A recent Johns Hopkins Medicine study uses a computer model to predict the number of COVID-19 infections among health care workers in four different scenarios based on data from early in the pandemic. Graphic created by M.E. Newman, Johns Hopkins Medicine, from data in Razzak et al, PLOS ONE 15(12): e0242589
December 16, 2020 — During the COVID-19 pandemic, health care workers have been at the forefront of the battle against the life-threatening illness. Sadly, they are not immune to the effects of the disease. Many have contracted COVID-19, and some have died.

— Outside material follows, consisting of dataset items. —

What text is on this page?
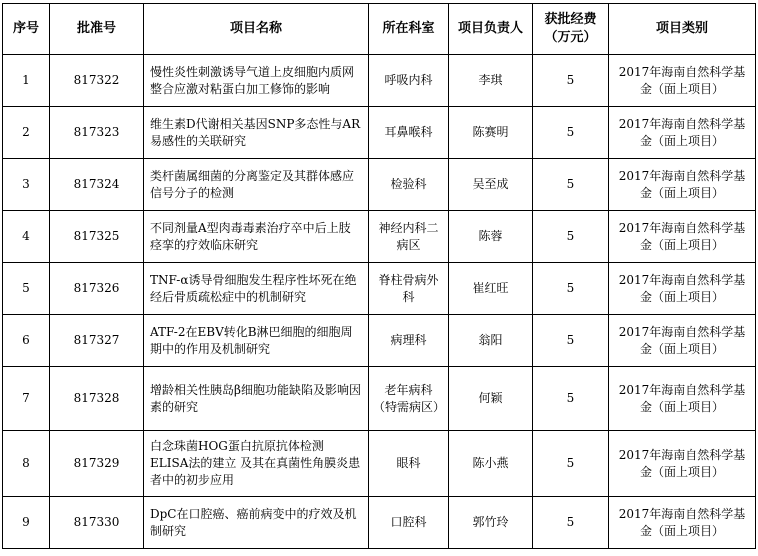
序号	批准号	项目名称	所在科室	项目负责人	获批经费（万元）	项目类别
1	817322	慢性炎性刺激诱导气道上皮细胞内质网整合应激对粘蛋白加工修饰的影响	呼吸内科	李琪	5	2017年海南自然科学基金（面上项目）
2	817323	维生素D代谢相关基因SNP多态性与AR易感性的关联研究	耳鼻喉科	陈赛明	5	2017年海南自然科学基金（面上项目）
3	817324	类杆菌属细菌的分离鉴定及其群体感应信号分子的检测	检验科	吴至成	5	2017年海南自然科学基金（面上项目）
4	817325	不同剂量A型肉毒毒素治疗卒中后上肢痉挛的疗效临床研究	神经内科二病区	陈蓉	5	2017年海南自然科学基金（面上项目）
5	817326	TNF-α诱导骨细胞发生程序性坏死在绝经后骨质疏松症中的机制研究	脊柱骨病外科	崔红旺	5	2017年海南自然科学基金（面上项目）
6	817327	ATF-2在EBV转化B淋巴细胞的细胞周期中的作用及机制研究	病理科	翁阳	5	2017年海南自然科学基金（面上项目）
7	817328	增龄相关性胰岛β细胞功能缺陷及影响因素的研究	老年病科（特需病区）	何颖	5	2017年海南自然科学基金（面上项目）
8	817329	白念珠菌HOG蛋白抗原抗体检测ELISA法的建立 及其在真菌性角膜炎患者中的初步应用	眼科	陈小燕	5	2017年海南自然科学基金（面上项目）
9	817330	DpC在口腔癌、癌前病变中的疗效及机制研究	口腔科	郭竹玲	5	2017年海南自然科学基金（面上项目）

In a paper published Dec. 4, 2020, in the journal PLOS One, Junaid Razzak, M.B.B.S., Ph.D., director of the Johns Hopkins Center for Global Emergency Care, and his colleagues estimated the impacts of COVID-19 on the U.S. health care community based on observed numbers of healthcare worker infections during the early phase of the pandemic in Hubei, China, and Italy, areas that experienced peaks in COVID-19 cases before the United States.
"We looked at what was known from other countries earlier in the pandemic and modeled the impact on the health of the front-line health care workers in this country to see what gains were possible here if known interventions were applied," said Razzak, who is a professor of emergency medicine at the Johns Hopkins University School of Medicine.

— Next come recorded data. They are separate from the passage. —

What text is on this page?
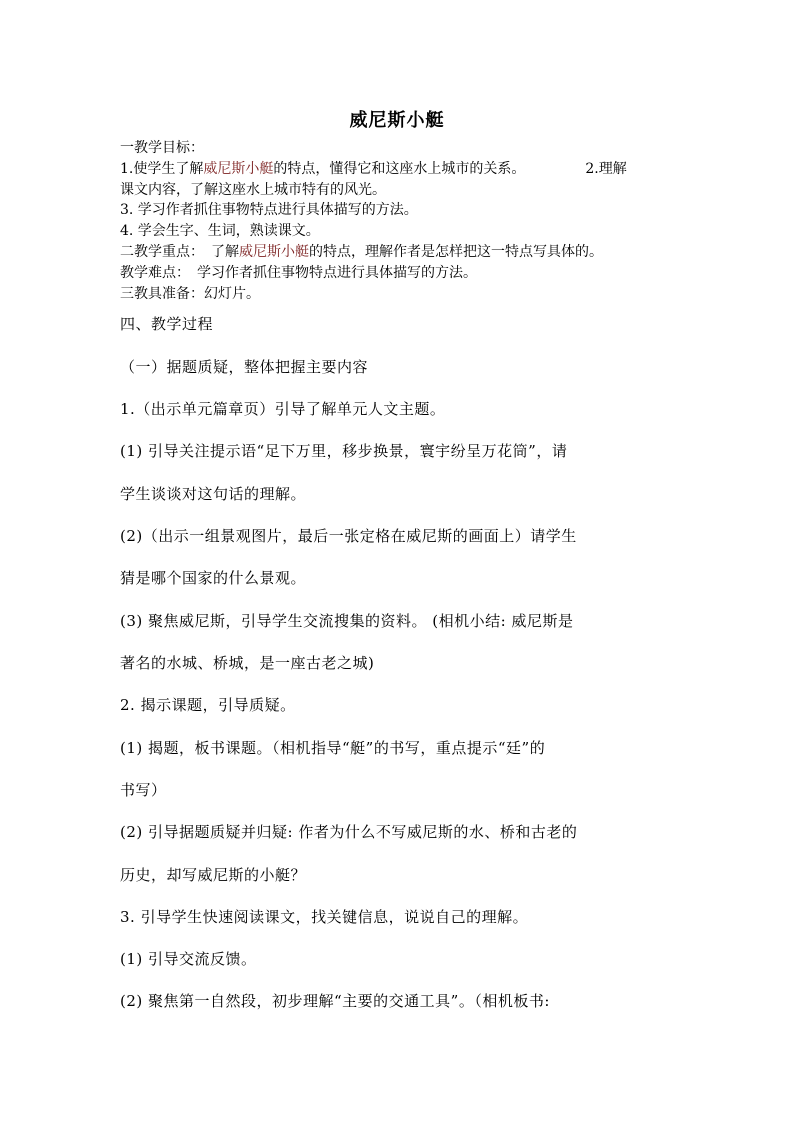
威尼斯小艇
一教学目标：
1.使学生了解威尼斯小艇的特点，懂得它和这座水上城市的关系。	2.理解
课文内容，了解这座水上城市特有的风光。
3. 学习作者抓住事物特点进行具体描写的方法。
4. 学会生字、生词，熟读课文。
二教学重点：　了解威尼斯小艇的特点，理解作者是怎样把这一特点写具体的。
教学难点：　学习作者抓住事物特点进行具体描写的方法。
三教具准备：幻灯片。
四、教学过程
（一）据题质疑，整体把握主要内容
1.（出示单元篇章页）引导了解单元人文主题。
(1) 引导关注提示语“足下万里，移步换景，寰宇纷呈万花筒”，请
学生谈谈对这句话的理解。
(2)（出示一组景观图片，最后一张定格在威尼斯的画面上）请学生
猜是哪个国家的什么景观。
(3) 聚焦威尼斯，引导学生交流搜集的资料。 (相机小结: 威尼斯是
著名的水城、桥城，是一座古老之城)
2. 揭示课题，引导质疑。
(1) 揭题，板书课题。（相机指导“艇”的书写，重点提示“廷”的
书写）
(2) 引导据题质疑并归疑: 作者为什么不写威尼斯的水、桥和古老的
历史，却写威尼斯的小艇？
3. 引导学生快速阅读课文，找关键信息，说说自己的理解。
(1) 引导交流反馈。
(2) 聚焦第一自然段，初步理解“主要的交通工具”。（相机板书:
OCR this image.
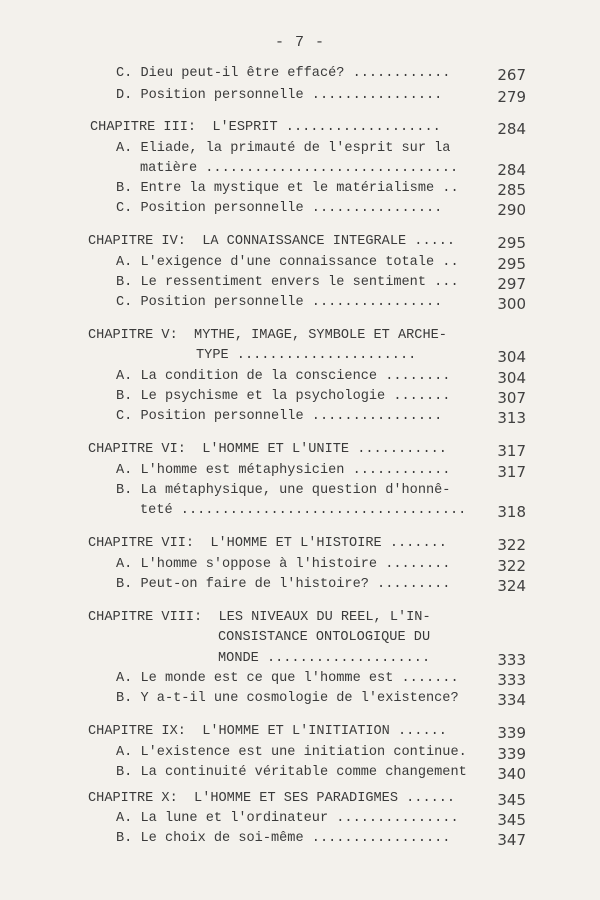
- 7 -
C. Dieu peut-il être effacé? ............	267
D. Position personnelle ................	279
CHAPITRE III:  L'ESPRIT ...................	284
A. Eliade, la primauté de l'esprit sur la
matière ...............................	284
B. Entre la mystique et le matérialisme ..	285
C. Position personnelle ................	290
CHAPITRE IV:  LA CONNAISSANCE INTEGRALE .....	295
A. L'exigence d'une connaissance totale ..	295
B. Le ressentiment envers le sentiment ...	297
C. Position personnelle ................	300
CHAPITRE V:  MYTHE, IMAGE, SYMBOLE ET ARCHE-
TYPE ......................	304
A. La condition de la conscience ........	304
B. Le psychisme et la psychologie .......	307
C. Position personnelle ................	313
CHAPITRE VI:  L'HOMME ET L'UNITE ...........	317
A. L'homme est métaphysicien ............	317
B. La métaphysique, une question d'honnê-
teté ...................................	318
CHAPITRE VII:  L'HOMME ET L'HISTOIRE .......	322
A. L'homme s'oppose à l'histoire ........	322
B. Peut-on faire de l'histoire? .........	324
CHAPITRE VIII:  LES NIVEAUX DU REEL, L'IN-
CONSISTANCE ONTOLOGIQUE DU
MONDE ....................	333
A. Le monde est ce que l'homme est .......	333
B. Y a-t-il une cosmologie de l'existence?	334
CHAPITRE IX:  L'HOMME ET L'INITIATION ......	339
A. L'existence est une initiation continue.	339
B. La continuité véritable comme changement	340
CHAPITRE X:  L'HOMME ET SES PARADIGMES ......	345
A. La lune et l'ordinateur ...............	345
B. Le choix de soi-même .................	347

Using a Monte Carlo risk analysis simulation model to predict outcomes and based on data from China and Italy, Razzak and his team estimate that between 53,000 and 54,000 U.S. hospital workers could become infected with COVID-19 during the course of the pandemic. The team projects the number of U.S. hospital worker deaths for the same time period at approximately 1,600.

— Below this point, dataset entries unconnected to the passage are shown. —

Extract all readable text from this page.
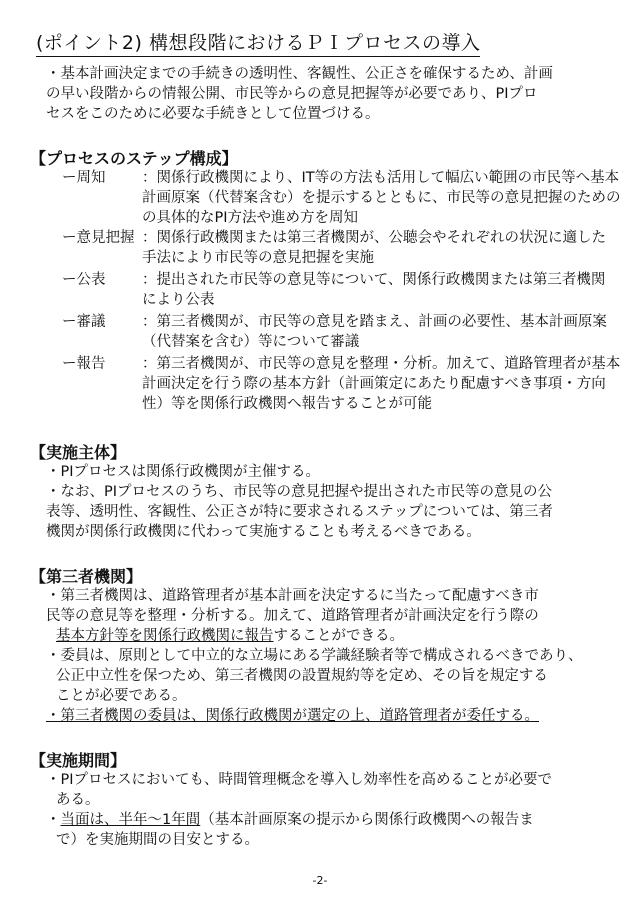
(ポイント2) 構想段階におけるＰＩプロセスの導入
・基本計画決定までの手続きの透明性、客観性、公正さを確保するため、計画
の早い段階からの情報公開、市民等からの意見把握等が必要であり、PIプロ
セスをこのために必要な手続きとして位置づける。
【プロセスのステップ構成】
ー周知	：関係行政機関により、IT等の方法も活用して幅広い範囲の市民等へ基本
計画原案（代替案含む）を提示するとともに、市民等の意見把握のための
の具体的なPI方法や進め方を周知
ー意見把握 ：関係行政機関または第三者機関が、公聴会やそれぞれの状況に適した
手法により市民等の意見把握を実施
ー公表	：提出された市民等の意見等について、関係行政機関または第三者機関
により公表
ー審議	：第三者機関が、市民等の意見を踏まえ、計画の必要性、基本計画原案
（代替案を含む）等について審議
ー報告	：第三者機関が、市民等の意見を整理・分析。加えて、道路管理者が基本
計画決定を行う際の基本方針（計画策定にあたり配慮すべき事項・方向
性）等を関係行政機関へ報告することが可能
【実施主体】
・PIプロセスは関係行政機関が主催する。
・なお、PIプロセスのうち、市民等の意見把握や提出された市民等の意見の公
表等、透明性、客観性、公正さが特に要求されるステップについては、第三者
機関が関係行政機関に代わって実施することも考えるべきである。
【第三者機関】
・第三者機関は、道路管理者が基本計画を決定するに当たって配慮すべき市
民等の意見等を整理・分析する。加えて、道路管理者が計画決定を行う際の
基本方針等を関係行政機関に報告することができる。
・委員は、原則として中立的な立場にある学識経験者等で構成されるべきであり、
公正中立性を保つため、第三者機関の設置規約等を定め、その旨を規定する
ことが必要である。
・第三者機関の委員は、関係行政機関が選定の上、道路管理者が委任する。
【実施期間】
・PIプロセスにおいても、時間管理概念を導入し効率性を高めることが必要で
ある。
・当面は、半年～1年間（基本計画原案の提示から関係行政機関への報告ま
で）を実施期間の目安とする。
-2-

The estimates by the researchers also suggest that if health care workers considered high risk — including those over age 60 — wore appropriate personal protective equipment — such as gowns and face masks — the number of infections would decrease to about 28,000 and the number of deaths to between 700 and 1,000. If hospital workers age 60 and over are restricted from direct patient care, then the predicted numbers could drop to 2,000 infected and 60 deaths.
Razzak and his team say that since the current COVID-19 mortality among U.S. health care workers has surpassed their original estimates, it proves that this group bears — and will continue to bear — a significant burden of illness due to COVID-19.
"Our analysis shows that continuous widespread and proper use of personal protective equipment, along with limiting exposure for hospital workers over the age of 60, are necessary measures for this country to take now," Razzak said. "These efforts will save the lives of health care workers who will then be able to save the lives of others infected with COVID-19."